Can a spouse’s separate property be considered marital property in a divorce? Or vice versa? The short answer is yes. During a marriage the character of property can change – either by agreement or transfer. The law calls this transmutation. The most common transmutation is when the separate property of one spouse becomes community (marital) property.
A less common form of transmutation is when community property is transmuted to become the separate property of one spouse. Least common is when one spouse’s separate property is transmuted to become the other spouse’s separate property.
Transmutation can occur when a spouse’s separate property is commingled (mixed or combined) with community property in such a way as to lose its separate character. For example, if a spouse deposits his/her separate funds into a marital account, those funds become commingled.
Commingling creates a presumption in the law that the commingled money or property is now community property. This presumption can be overcome if the separate property is still clearly identifiable or can be traced to a separate property source. If the commingling happened long ago, often such tracing is difficult to do.
A common exception is when a spouse uses separate property funds as a down payment on a marital home. It’s normally relatively easy to trace (or simply agree upon) the down payment transaction. Therefore the down payment funds normally retain their character as separate property.
Transmutation – Basic Law
In the absence of commingling, a transmutation is not legally valid unless:
- It is declared in a written document which
- clearly states that the characterization or ownership of the property is being changed and
- clearly shows the acceptance of the spouse who is adversely affected by the transmutation.
The “in writing” requirement does not apply to a gift between the spouses of items such as clothing, jewelry or other tangible personal items, as long as:
- The item is used solely or principally by the spouse who received the gift and
- The item is not substantial in value when taking into account the financial circumstances of the marriage.
Fiduciary Duty and Transmutation
In a marriage, the spouses have a duty of the highest good faith and fair dealing with each other. Under this duty, neither may take any unfair advantage of the other. As regards community property and debt, this duty continues until the property has been divided by themselves or by a court. The duty includes an obligation to do the following if requested by the other spouse:
- fully disclose all material information regarding all assets and liabilities in which the community has or may have an interest and
- provide equal access to all information and records pertaining to these assets and liabilities.
With respect to a transaction between spouses affecting community property, the fiduciary duty includes:
- providing access at all times to records regarding the transaction; and
- providing on request full and true information of everything affecting the transaction.
Because of this fiduciary duty, there is a presumption in the law that an interspousal transfer that unfairly advantages one spouse was induced by undue influence.
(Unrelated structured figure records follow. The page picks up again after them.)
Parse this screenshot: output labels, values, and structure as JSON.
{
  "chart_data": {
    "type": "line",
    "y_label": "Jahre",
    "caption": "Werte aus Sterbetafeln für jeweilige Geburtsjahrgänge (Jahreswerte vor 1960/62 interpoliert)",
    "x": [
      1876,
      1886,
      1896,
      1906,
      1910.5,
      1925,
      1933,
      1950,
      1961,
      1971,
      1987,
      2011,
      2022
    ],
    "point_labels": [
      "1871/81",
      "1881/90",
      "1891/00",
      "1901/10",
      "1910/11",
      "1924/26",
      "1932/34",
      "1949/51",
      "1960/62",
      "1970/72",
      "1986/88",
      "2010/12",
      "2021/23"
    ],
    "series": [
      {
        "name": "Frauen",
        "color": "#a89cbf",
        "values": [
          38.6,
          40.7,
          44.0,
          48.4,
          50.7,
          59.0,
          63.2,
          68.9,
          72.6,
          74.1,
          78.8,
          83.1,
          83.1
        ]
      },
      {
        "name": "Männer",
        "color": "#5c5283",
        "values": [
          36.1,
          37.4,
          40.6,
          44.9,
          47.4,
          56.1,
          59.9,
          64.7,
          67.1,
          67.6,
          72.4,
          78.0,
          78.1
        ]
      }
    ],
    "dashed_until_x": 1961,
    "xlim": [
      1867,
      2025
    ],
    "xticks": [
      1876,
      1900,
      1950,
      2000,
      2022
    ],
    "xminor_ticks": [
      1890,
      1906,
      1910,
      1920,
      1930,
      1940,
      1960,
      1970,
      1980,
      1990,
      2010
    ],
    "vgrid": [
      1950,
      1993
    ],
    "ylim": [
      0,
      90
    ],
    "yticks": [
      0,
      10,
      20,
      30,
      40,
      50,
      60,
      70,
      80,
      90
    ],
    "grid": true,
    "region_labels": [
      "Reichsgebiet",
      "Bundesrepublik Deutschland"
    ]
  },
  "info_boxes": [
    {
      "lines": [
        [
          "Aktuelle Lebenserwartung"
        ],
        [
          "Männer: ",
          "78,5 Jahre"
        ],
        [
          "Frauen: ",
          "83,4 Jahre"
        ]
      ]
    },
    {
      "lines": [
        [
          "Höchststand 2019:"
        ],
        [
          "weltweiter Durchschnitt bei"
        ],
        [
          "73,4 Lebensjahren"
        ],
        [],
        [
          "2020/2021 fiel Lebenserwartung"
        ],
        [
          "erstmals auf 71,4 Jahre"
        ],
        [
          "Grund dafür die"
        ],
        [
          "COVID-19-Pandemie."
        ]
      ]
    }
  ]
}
The advantaged spouse must overcome this presumption by showing that the disadvantaged spouse’s consent was:
- freely and voluntarily made;
- with a full knowledge of all the facts; and
- with a complete understanding of the effect of the transaction.
The information above is provided to help you understand some legal basics that may be relevant to your situation. It was obtained mainly from California Judges Benchguide 202 – Property Characterization and Division. The law in this area is fairly complex. You may benefit from obtaining legal advice about your particular situation.